In March 1996, a federal appeals court surprised college administrators around the country by ruling that a school's goal of attracting more minority students to create a diverse student body does not justify racial preferences in college admissions.
The U.S. Supreme Court refused to hear an appeal, letting the appeals court ruling stand. But Mississippi and Louisiana, the other states in the same appelate circuit, haven't interpreted the case as strictly as Texas Attorney General Dan Morales did.
That was "very disappointing," particularly for the UT law school, Sharlot said.
"We were not just paying lip service to diversity," the dean said. "We have been unusually successful in attracting and graduating minority students."
But this year, many minority students didn't bother to apply. "If they didn't feel they were welcome, they saved their time and money for other applications," Sharlot said.
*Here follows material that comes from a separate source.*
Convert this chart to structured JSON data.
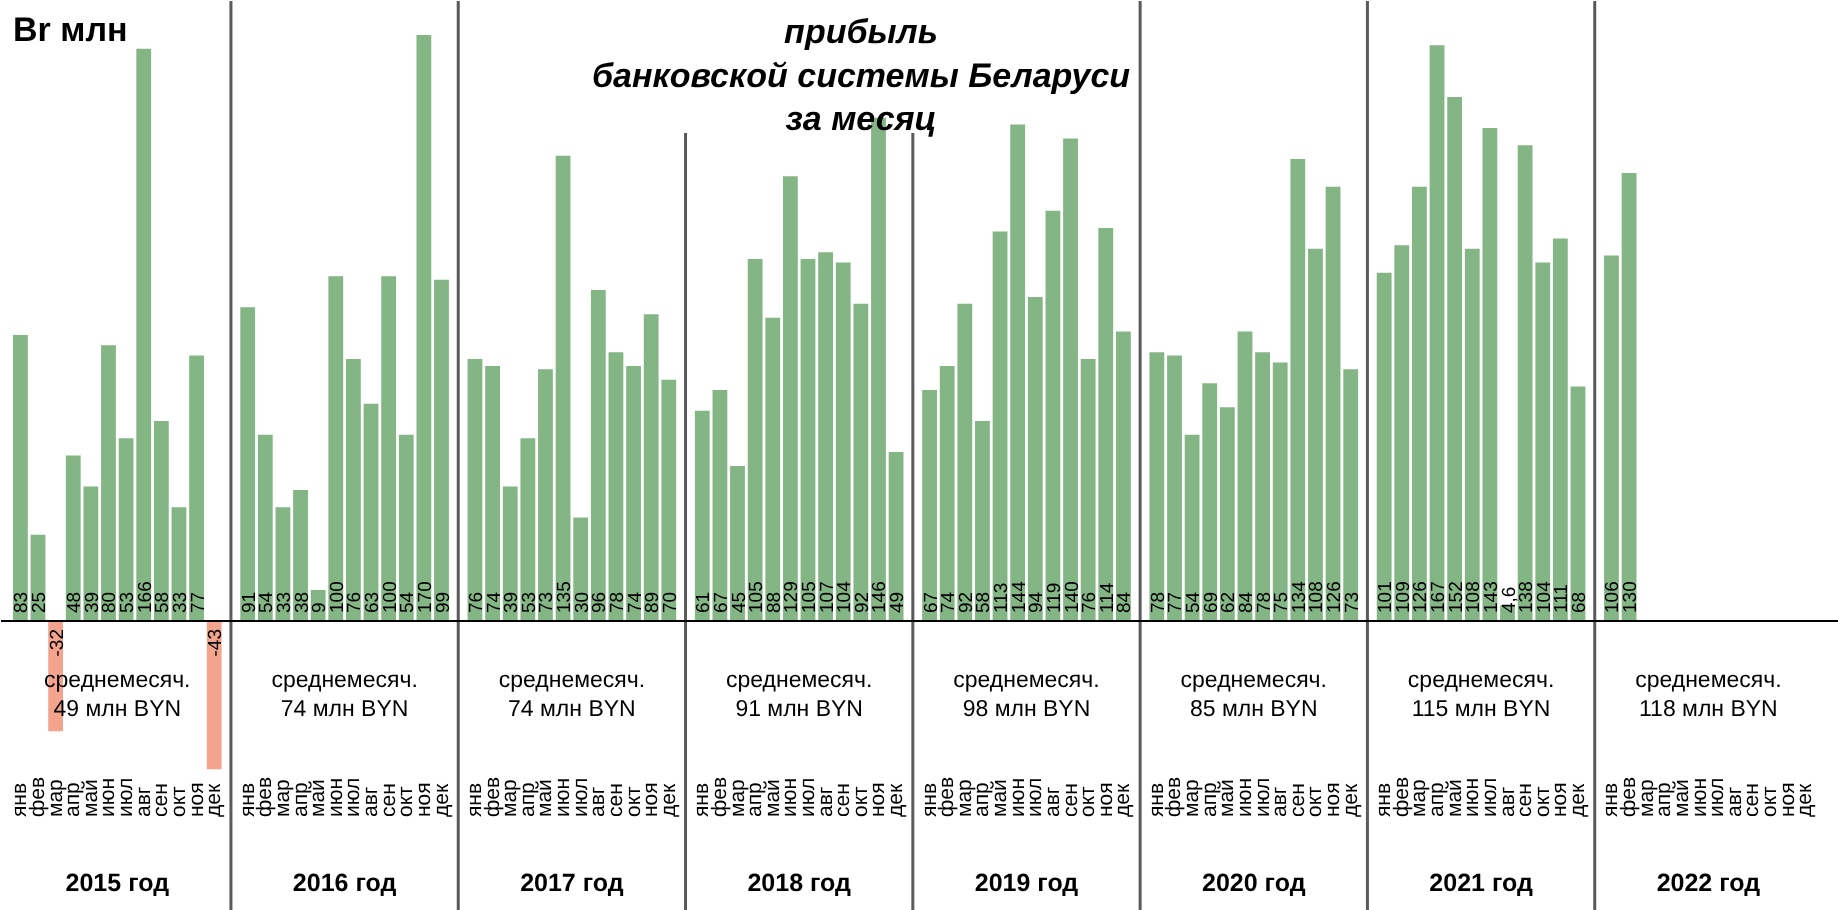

Last fall, the first-year law school class included 31 black students and 42 Mexican Americans. This year, four African Americans and 26 Mexican Americans started law school at UT.
"The fact that not only did we admit many fewer minorities this year but that many fewer applied is a punch in the stomach," said law Professor Russell Weintraub.
Demographers project Anglos will be the minority in Texas in about 30 years, Weintraub said, which makes it even more important to educate more black and Hispanic professionals. "Is this the kind of society that can function and survive?" he asked. "Or is it a time bomb waiting to go off?"
Gregory Litt, a law school student from Houston, agreed. "If only white people, or only men or only rich people receive a legal education, then those people will have the best access to justice," he said.
But law student Edward Garrison said he's not sure that skin color is the most important factor in defining diversity.
"In my three years at UT Law, I haven't seen diversity or lack of diversity in racial composition make a difference in the classroom," Garrison said. "It's not race that makes the difference. It's their different experiences that matter." A white student from a poor family can enlighten other students in ways a middle-class black student may not be capable of, he said.
Jennifer Mathis, another law student, said the controversy also offers a lesson about free speech and tolerance of unpopular ideas.
"Diversity means diversity of opinion," Mathis said. "If you want diversity, you've got to be able to disagree with what someone else says. Even if you disagree [with Graglia], you should support his right to say it.
"If you don't, that's the beginning of fascism. And that scares me."